International encounters in the Himalayas and beyond

We sometimes tend to think of the Sanskrit and Tibetan corpora we study as closed worlds, so we feel a rare excitement when we discover hard evidence for international communication. The present talk will examine some items of direct documentary evidence for encounters between Indians and Tibetans, Newars and Tibetans, as well as Transylvanians and Tibetans.

A talk by Dr Péter-Dániel Szántó organised by the Society of Friends of the Kern Institute ('Vereniging Vrienden Instituut Kern' VVIK). 

Drinks afterwards. 

Dr. Péter-Dániel Szántó (1980, Cluj/Kolozsvár) first studied at ELTE Budapest (Diploma in Tibetology 2004, Diploma in Indology 2006) and obtained his doctorate at the University of Oxford (Balliol, 2006-2010, defended in 2012). He was a Junior Research Fellow at Merton College (2010-2013), a Nachwuchsinitiative Stipendiant at Hamburg University (2013-2014), and a Post-Doctoral Research Fellow at All Souls College (2014- 2019). He is currently a post-doc with the Open Philology Project at Leiden University. His main area of study is Indo-Tibetan Tantric Buddhism, but he has also published papers about Mahāyāna Buddhism, Indo-Tibetan poetics, Indian epigraphy, South Asian material culture, and Śaivism.
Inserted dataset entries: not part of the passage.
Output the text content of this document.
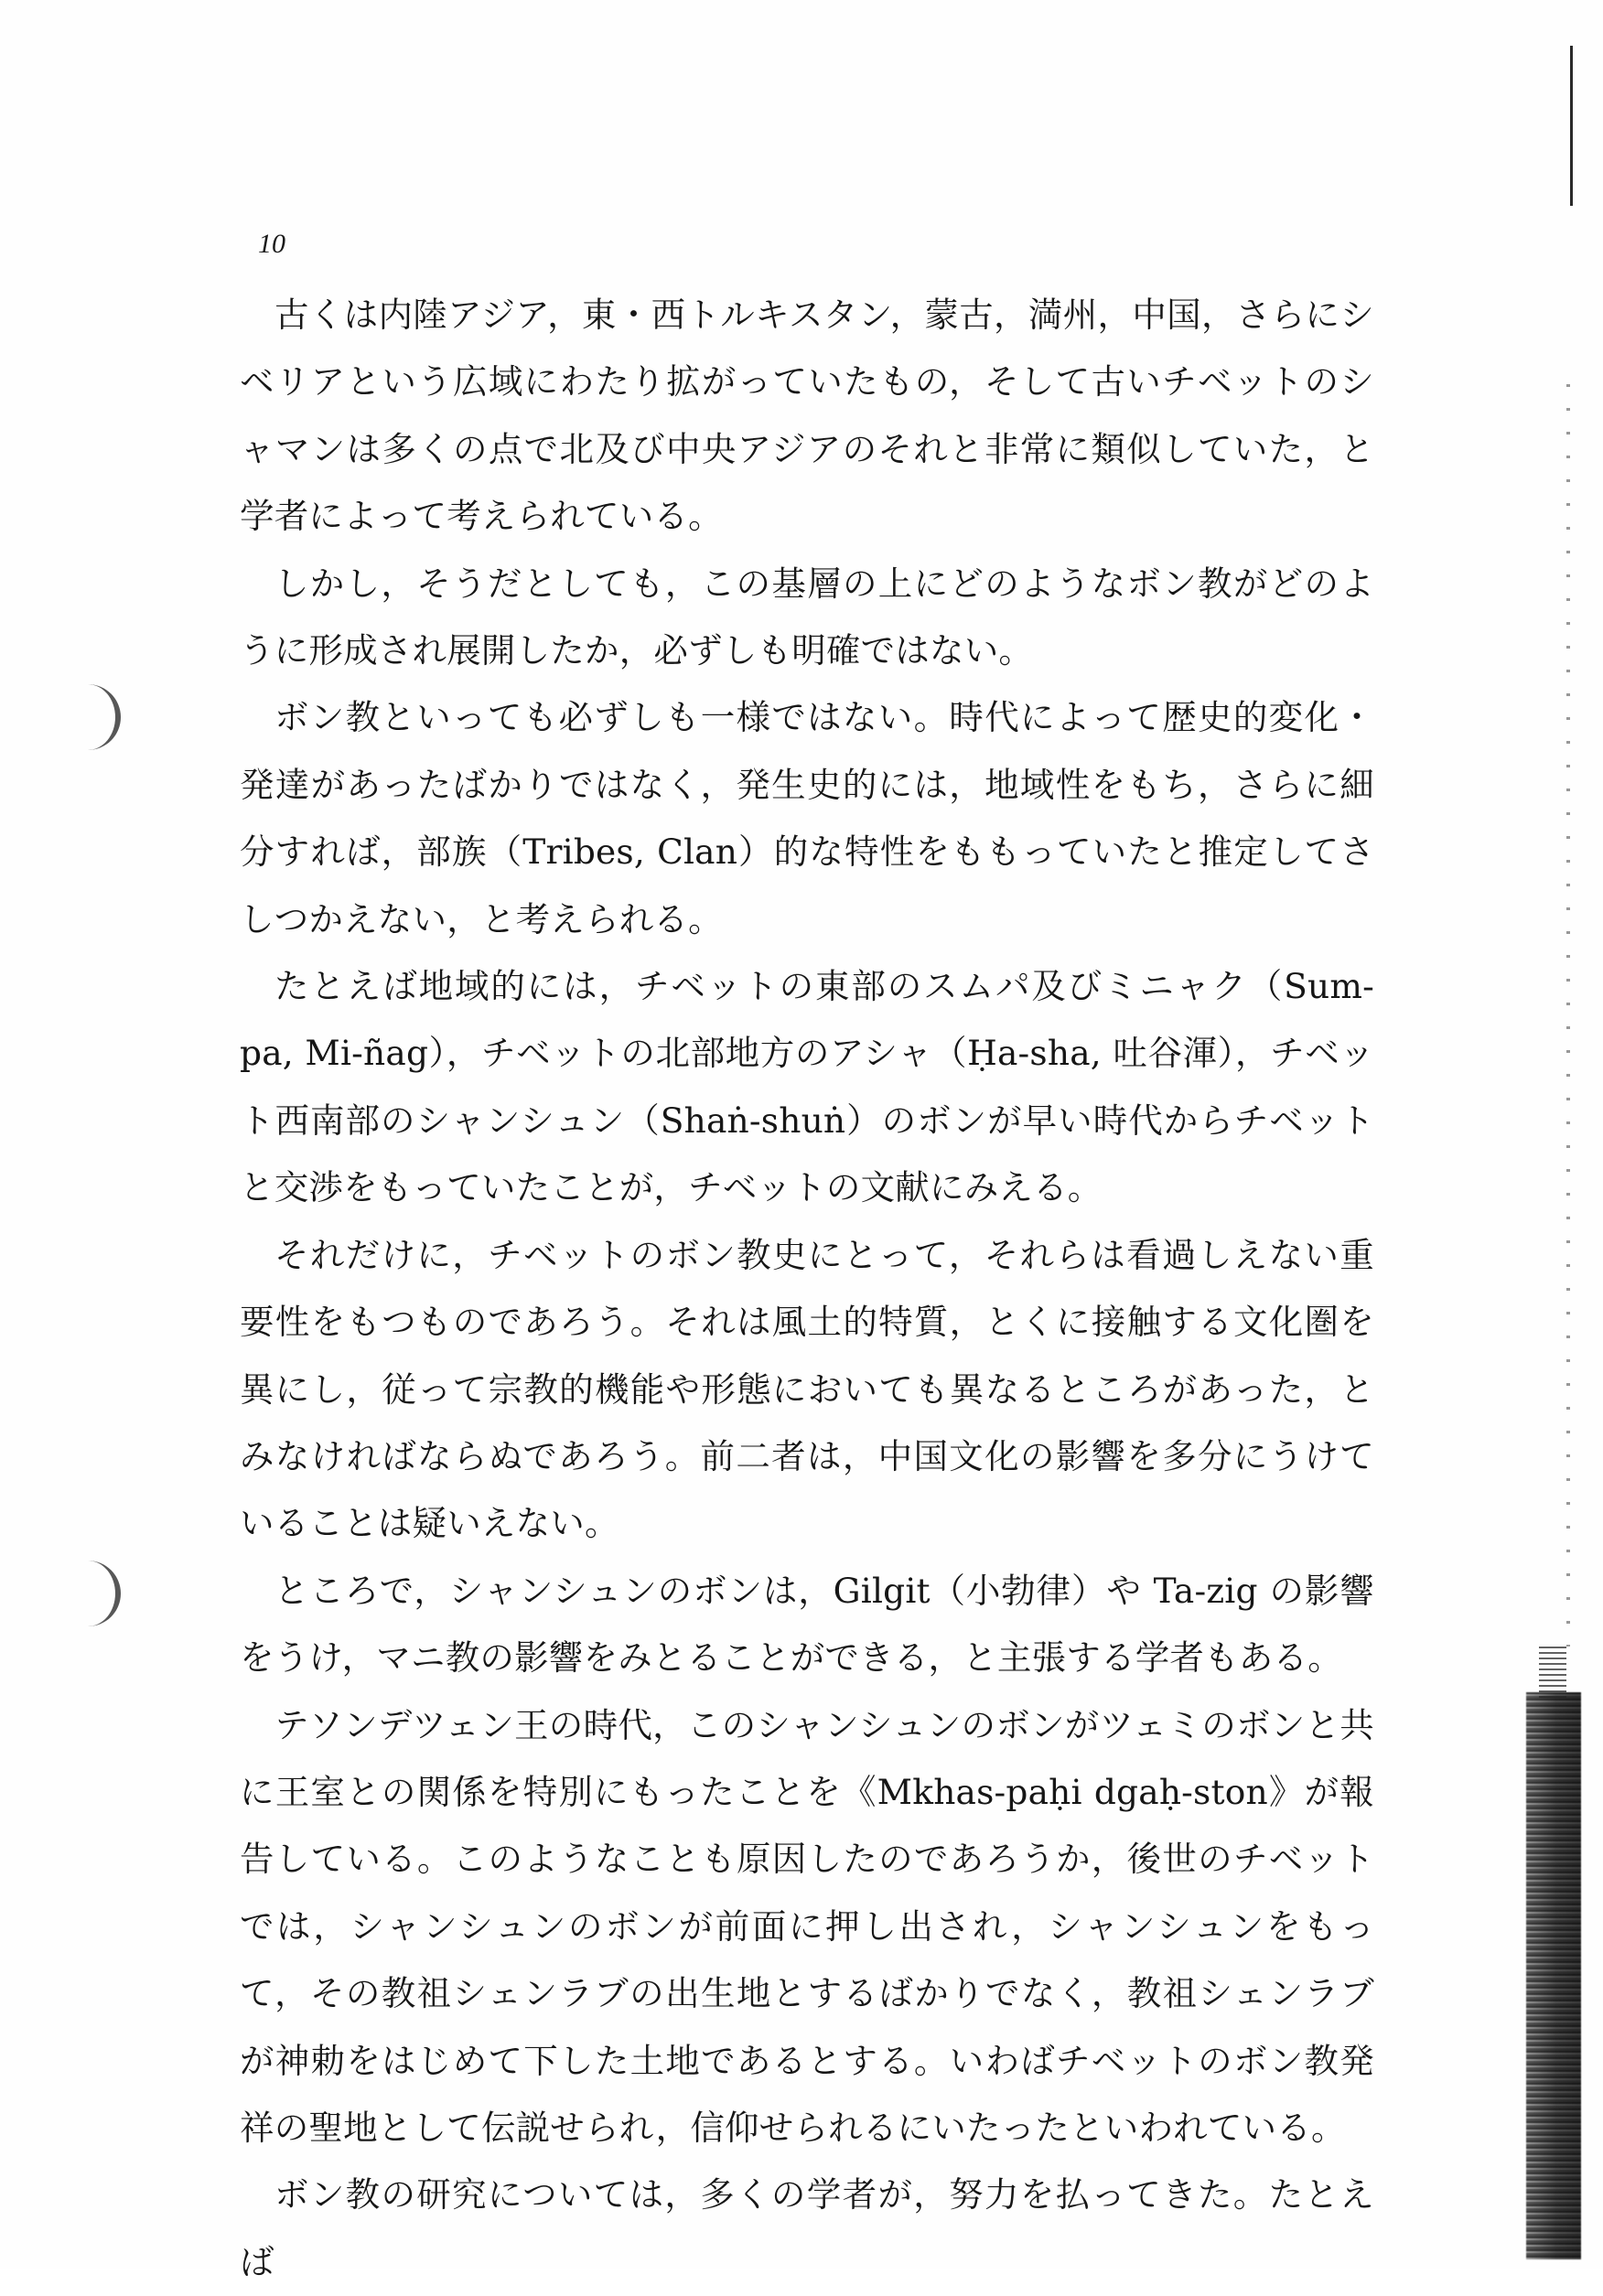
10

古くは内陸アジア，東・西トルキスタン，蒙古，満州，中国，さらにシベリアという広域にわたり拡がっていたもの，そして古いチベットのシャマンは多くの点で北及び中央アジアのそれと非常に類似していた，と学者によって考えられている。

しかし，そうだとしても，この基層の上にどのようなボン教がどのように形成され展開したか，必ずしも明確ではない。

ボン教といっても必ずしも一様ではない。時代によって歴史的変化・発達があったばかりではなく，発生史的には，地域性をもち，さらに細分すれば，部族（Tribes, Clan）的な特性をももっていたと推定してさしつかえない，と考えられる。

たとえば地域的には，チベットの東部のスムパ及びミニャク（Sum-pa, Mi-ñag），チベットの北部地方のアシャ（Ḥa-sha, 吐谷渾），チベット西南部のシャンシュン（Shaṅ-shuṅ）のボンが早い時代からチベットと交渉をもっていたことが，チベットの文献にみえる。

それだけに，チベットのボン教史にとって，それらは看過しえない重要性をもつものであろう。それは風土的特質，とくに接触する文化圏を異にし，従って宗教的機能や形態においても異なるところがあった，とみなければならぬであろう。前二者は，中国文化の影響を多分にうけていることは疑いえない。

ところで，シャンシュンのボンは，Gilgit（小勃律）や Ta-zig の影響をうけ，マニ教の影響をみとることができる，と主張する学者もある。

テソンデツェン王の時代，このシャンシュンのボンがツェミのボンと共に王室との関係を特別にもったことを《Mkhas-paḥi dgaḥ-ston》が報告している。このようなことも原因したのであろうか，後世のチベットでは，シャンシュンのボンが前面に押し出され，シャンシュンをもって，その教祖シェンラブの出生地とするばかりでなく，教祖シェンラブが神勅をはじめて下した土地であるとする。いわばチベットのボン教発祥の聖地として伝説せられ，信仰せられるにいたったといわれている。

ボン教の研究については，多くの学者が，努力を払ってきた。たとえば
The Society of Friends of the Kern Institute (Vereniging Vrienden van het Instituut Kern or VVIK) supports and promotes the study of South Asia, in particular India and Tibet. The society organises lectures and excursions, provides subsidies for study trips, supports the expansion and public use of the VVIK library collections, and brings out a Newsletter and other publications. She also supports, via de ‘Dr. de Cock-fundatie’, the website ‘Dutch Studies on South Asia, Tibet and classical Southeast Asia’. The VVIK acts in close cooperation with the South Asian and Tibetan Studies program of the Leiden University Institute for Area Studies (LIAS).